The Arundel Tomb is a stone monument featuring effigies of Richard Fitzalan, Earl of Arundel, and his second wife Eleanor of Lancaster. It dates back to 1376 and is currently housed in Chichester Cathedral, for those curious enough to want to see it. Although an interesting artifact in its own right, today it’s most famous for the Larkin poem it inspired.
I was reminded of the tomb recently while thinking about historical queer romance, and the realities of writing historical queer lives.
Larkin’s poem about the tomb ends on an ironic note, made poignant and sentimental by the fact the last line is usually presented alone:
The stone fidelityThey hardly meant has come to beTheir final blazon, and to proveOur almost-instinct almost true:What will survive of us is love.
Could they have imagined their tomb would have survived over 600 years? Did they know they would be portrayed holding hands? Was it conceivable that would be the thing they were one day remembered for? Unlikely.
Larkin knew this, that’s the crux of his poem. “What will survive of us is love” is an almost-instinct, rendered almost true. Yet what we take from the poem—and the tomb—isn’t his cynicism, but his parting words. Maybe it’s not an almost truth, maybe it’s just a very human wish.
Love, we are told, is a great leveller. It’s timeless, ageless, and unites us all. It’s why romances are told across every culture and civilisation throughout history. Romances are written about cavemen and set millennia in the future.
Personally, I love historical romances. Give me England 150 years ago and I’m happy. The Victorians have always been a pet subject. It’s why I’m writing a series (epic and wide reaching and currently being shared with Patreons while it’s a work in progress) in that period.
Historical romances are research-heavy, even given I’ve studied the period of my book pretty intensively for years. All the details need to be checked and double-checked, from the clothes a character is wearing to the words they say and the street they live on. And you can do all of that and still get it wrong. If your Regency or Victorian world is all white, or all lords and ladies; if you have four earls and six viscounts in your novel; if everyone is neuotypical, able-bodied, and has perfect white teeth, you’re doing historical wrong.

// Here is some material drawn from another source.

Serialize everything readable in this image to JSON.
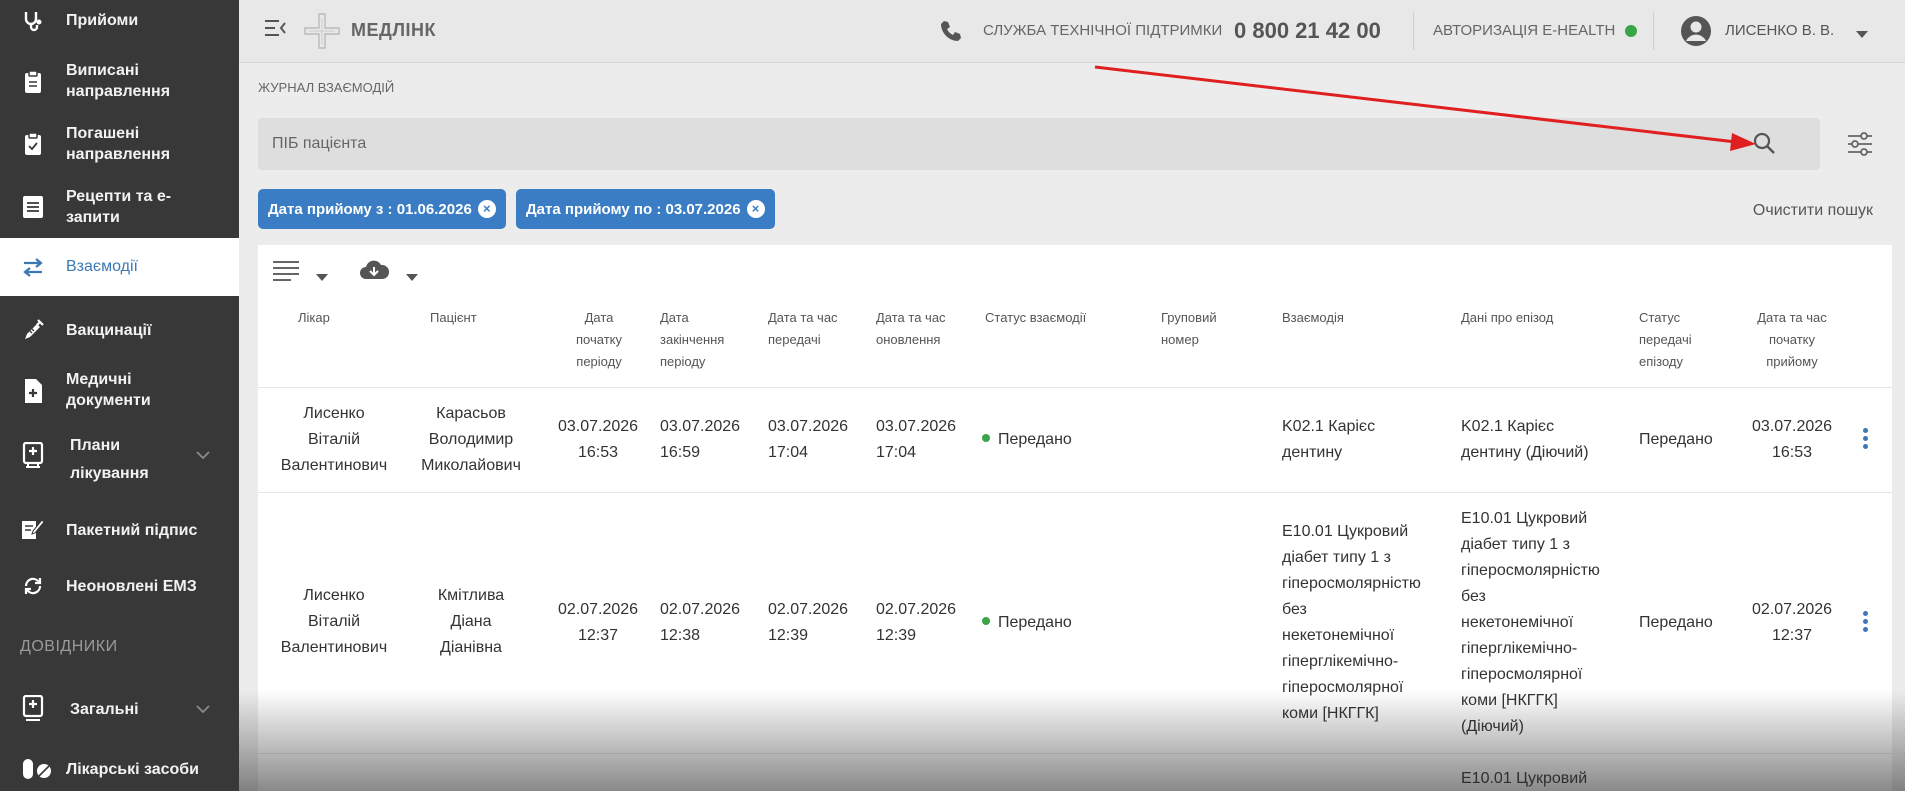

Some research, however, can’t be done. If you followed my blog series about queers in history you’ll know there was plenty of evidence that history has never been exclusively straight any more than it’s been exclusively white. However there are gaping holes in the history of queer England.

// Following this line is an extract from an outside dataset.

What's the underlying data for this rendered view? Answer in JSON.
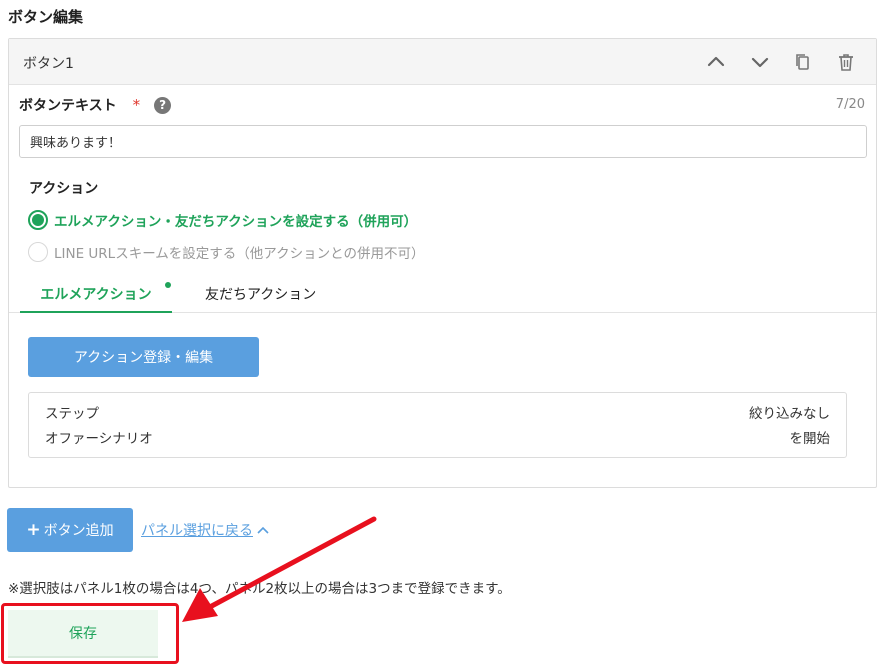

What we know today comes almost exclusively from the law, and the people who fell foul of it. I can tell you about plenty of men hanged for having sex, but what I don’t know is how many didn’t get caught, or how they didn’t get caught. Did couples ever live together? Did they ever grow old in plain sight without evoking the ire of their neighbours, or did they marry for show and only meet their true loves in secret? Did some people discover their lifelong partners had died from reading it in the newspaper?
Maybe I’m an old romantic, but I like to believe some couples did manage to stay together exclusively without censure. There are even some clues how they did it. Class would obviously play a huge role. It’s not hard to imagine a lord or gentleman and his servant being together for years without anyone being any the wiser. What, however, of two men of the same class?
Consider Sherlock Holmes and John Watson. Today we might view them with a knowingly raised eyebrow, but those books were written and published in the time they were set, and were hugely popular. Clearly the Victorian reading public at large didn’t read anything scandalous into two bachelor gentlemen living together in the heart of London.
There are ads I found in newspapers from the 1850s to 1950s, for rooms to let “for one or two single gentlemen.” That’s a phrase that got repeated more often than I could count. Pairs of “single” gentlemen were welcome tenants, which would never have been the case were the neighbours likely to think it shocking.
There’s the friendship between Wellington and Charles Arbuthnot, who lived together for about 15 years at Apsley House until Arbuthnot’s death. An intriguing note in Queen Victoria’s hand of her visit to a house in Scotland “where Lord Bristol and Mr. Bateson live.” And it wasn’t all men. Eleanor Butler and Sarah Ponsonby became celebrated as “the Ladies of Llangollen” when they defied their families and ran away together.
We can do all the speculating we like, but we have very little proof of couples living a real-life happily ever after. Queer people throughout most of history wanted (understandably) to remain under the radar, and if any of them did leave evidence behind, their families certainly destroyed or suppressed it.
But when it comes to opposite-sex couples, do we really have anything more? Their relationships were documented, recorded on paper and engraved in stone, but how many were truly love stories, and how many the fictions of those they left behind?
When it comes to writing romances, historical and otherwise, I think it’s important to remember that in the long run, truth isn’t what matters. What survives of us is love, and that’s why romances are the most timeless stories of all.